With the abundance of great libraries, in R, for statistical computing, why would you be interested in TensorFlow Probability (*TFP*, for short)? Well – let’s look at a list of its components:

- Distributions and bijectors (bijectors are reversible, composable maps)
- Probabilistic modeling (Edward2 and probabilistic network layers)
- Probabilistic inference (via MCMC or variational inference)

Now imagine all these working seamlessly with the TensorFlow framework – core, Keras, contributed modules – and also, running distributed and on GPU. The field of possible applications is vast – and far too diverse to cover as a whole in an introductory blog post.

Instead, our aim here is to provide a first introduction to *TFP*, focusing on direct applicability to and interoperability with deep learning.
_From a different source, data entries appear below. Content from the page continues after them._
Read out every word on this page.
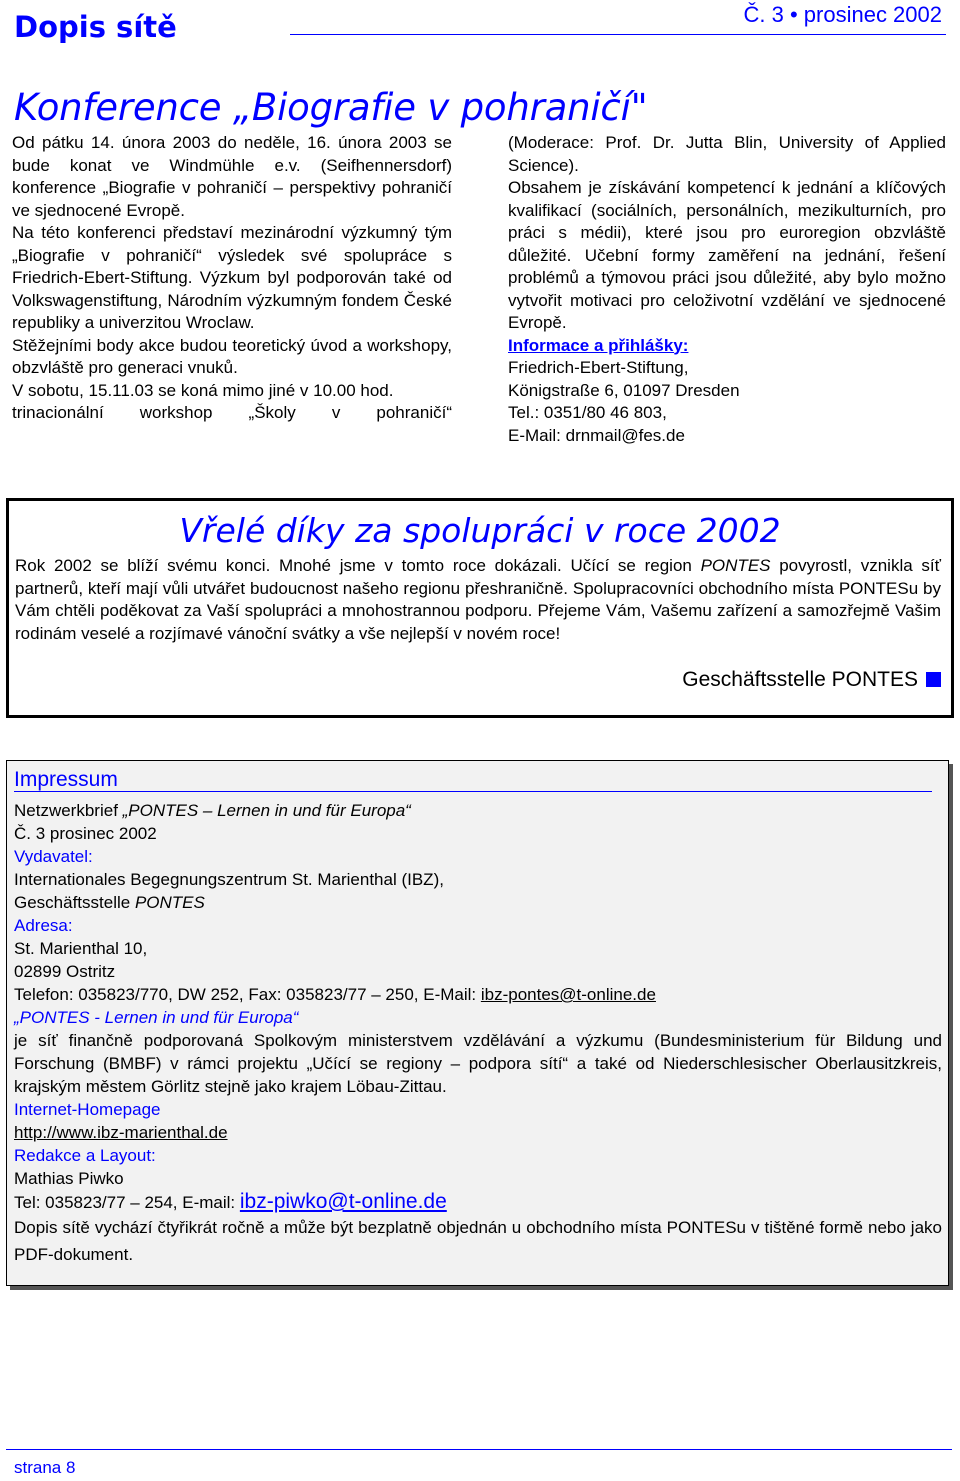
Dopis sítě	Č. 3 • prosinec 2002
Konference „Biografie v pohraničí"

Od pátku 14. února 2003 do neděle, 16. února 2003 se bude konat ve Windmühle e.v. (Seifhennersdorf) konference „Biografie v pohraničí – perspektivy pohraničí ve sjednocené Evropě.

Na této konferenci představí mezinárodní výzkumný tým „Biografie v pohraničí“ výsledek své spolupráce s Friedrich-Ebert-Stiftung. Výzkum byl podporován také od Volkswagenstiftung, Národním výzkumným fondem České republiky a univerzitou Wroclaw.

Stěžejními body akce budou teoretický úvod a workshopy, obzvláště pro generaci vnuků.

V sobotu, 15.11.03 se koná mimo jiné v 10.00 hod.

trinacionální workshop „Školy v pohraničí“

(Moderace: Prof. Dr. Jutta Blin, University of Applied Science).

Obsahem je získávání kompetencí k jednání a klíčových kvalifikací (sociálních, personálních, mezikulturních, pro práci s médii), které jsou pro euroregion obzvláště důležité. Učební formy zaměření na jednání, řešení problémů a týmovou práci jsou důležité, aby bylo možno vytvořit motivaci pro celoživotní vzdělání ve sjednocené Evropě.

Informace a přihlášky:

Friedrich-Ebert-Stiftung,

Königstraße 6, 01097 Dresden

Tel.: 0351/80 46 803,

E-Mail: drnmail@fes.de

Vřelé díky za spolupráci v roce 2002
Rok 2002 se blíží svému konci. Mnohé jsme v tomto roce dokázali. Učící se region PONTES povyrostl, vznikla síť partnerů, kteří mají vůli utvářet budoucnost našeho regionu přeshraničně. Spolupracovníci obchodního místa PONTESu by Vám chtěli poděkovat za Vaší spolupráci a mnohostrannou podporu. Přejeme Vám, Vašemu zařízení a samozřejmě Vašim rodinám veselé a rozjímavé vánoční svátky a vše nejlepší v novém roce!
Geschäftsstelle PONTES
Impressum
Netzwerkbrief „PONTES – Lernen in und für Europa“
Č. 3 prosinec 2002
Vydavatel:
Internationales Begegnungszentrum St. Marienthal (IBZ),
Geschäftsstelle PONTES
Adresa:
St. Marienthal 10,
02899 Ostritz
Telefon: 035823/770, DW 252, Fax: 035823/77 – 250, E-Mail: ibz-pontes@t-online.de
„PONTES - Lernen in und für Europa“
je síť finančně podporovaná Spolkovým ministerstvem vzdělávání a výzkumu (Bundesministerium für Bildung und Forschung (BMBF) v rámci projektu „Učící se regiony – podpora sítí“ a také od Niederschlesischer Oberlausitzkreis, krajským městem Görlitz stejně jako krajem Löbau-Zittau.
Internet-Homepage
http://www.ibz-marienthal.de
Redakce a Layout:
Mathias Piwko
Tel: 035823/77 – 254, E-mail: ibz-piwko@t-online.de
Dopis sítě vychází čtyřikrát ročně a může být bezplatně objednán u obchodního místa PONTESu v tištěné formě nebo jako PDF-dokument.
strana 8
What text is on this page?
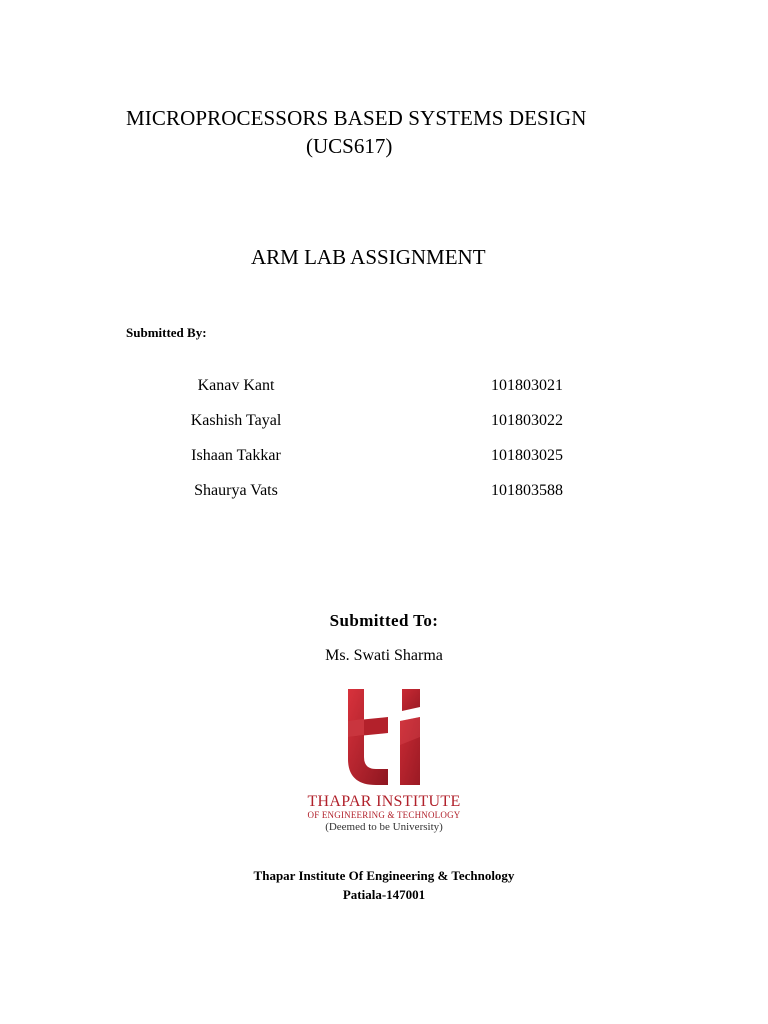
MICROPROCESSORS BASED SYSTEMS DESIGN
(UCS617)
ARM LAB ASSIGNMENT
Submitted By:
Kanav Kant	101803021
Kashish Tayal	101803022
Ishaan Takkar	101803025
Shaurya Vats	101803588
Submitted To:
Ms. Swati Sharma
THAPAR INSTITUTE
OF ENGINEERING & TECHNOLOGY
(Deemed to be University)
Thapar Institute Of Engineering & Technology
Patiala-147001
We’ll quickly show how to get started with one of the basic building blocks: `distributions`

. Then, we’ll build a variational autoencoder similar to that in Representation learning with MMD-VAE. This time though, we’ll make use of *TFP* to sample from the prior and approximate posterior distributions.

We’ll regard this post as a “proof on concept” for using *TFP* with Keras – from R – and plan to follow up with more elaborate examples from the area of semi-supervised representation learning.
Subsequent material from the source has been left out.